Monday's post discussed the reasons for consumers to know what privacy they give up when using Google services. Part of that assessment is knowing what personal data Google has about you, especially if your data is hacked, stolen, or exposed during a data breach.
Last week, C/Net News reported:
"... Google's JotSpot service, which allows people to collaborate on online documents, exposes user names and e-mail addresses to anyone on the Internet, but Google says the problem is due to administrator users not making the settings private. As a result, sensitive user data is indexed by Google's crawler and made accessible on the Web, said Ben Edelman, a Harvard Business School professor and security researcher.”
What data was breached?
"CNET News was able to view full user names, e-mail addresses, and group memberships of JotSpot users. This was done by searching Google for "user management" pages on JotSpot that list registered users for different JotSpot projects or groups. Such a search conducted late on Thursday brought up about 2,800 results."

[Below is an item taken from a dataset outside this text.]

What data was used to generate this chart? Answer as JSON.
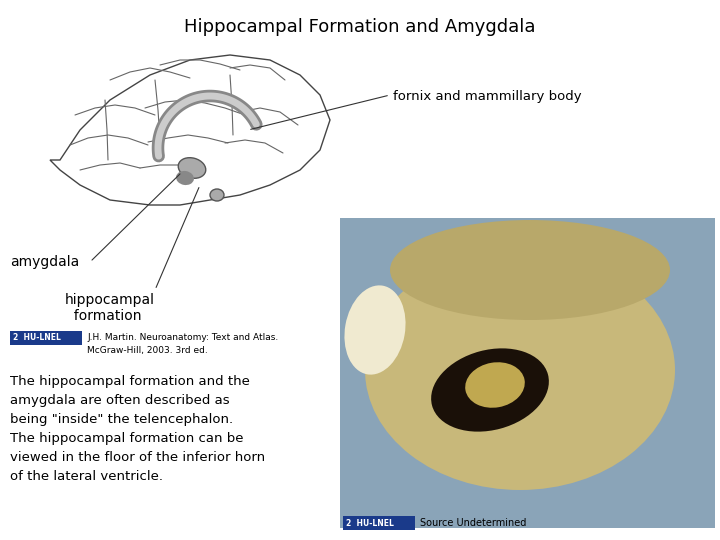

This news story highlights the need for companies to consistently and effectively train their employees on effective data security habits and the company's data security policies. Otherwise, data breaches are bound to happen.
This data breach is no different than the multitude of breaches where company employees all too often lax about data security and leave laptops unprotected; and store massive amounts of sensitive data about customers, employees, and former employees. It's no different than an employee copying files with sensitive data to an unprotected folder or sub-folder on a public Internet server.
Perhaps more importantly:
"The problem also exposes a chink in Google's hosted services business, which relies on customers--individuals and companies--having faith in Google's ability to secure customer data..."
I agree 1,000% with Edelman. If a vendor is going to encourage users to collaborate on documents via the Internet, then that vendor should make the privacy settings and features in their application as "bullet-proof" as possible.
That may mean making the default document access settings private. It may mean extra on-screen messages and warnings when users deviate from standard document access privacy settings. It may mean adding to the application a default set of settings that match the company's internal policy so that changed settings can be easily discovered and messaged.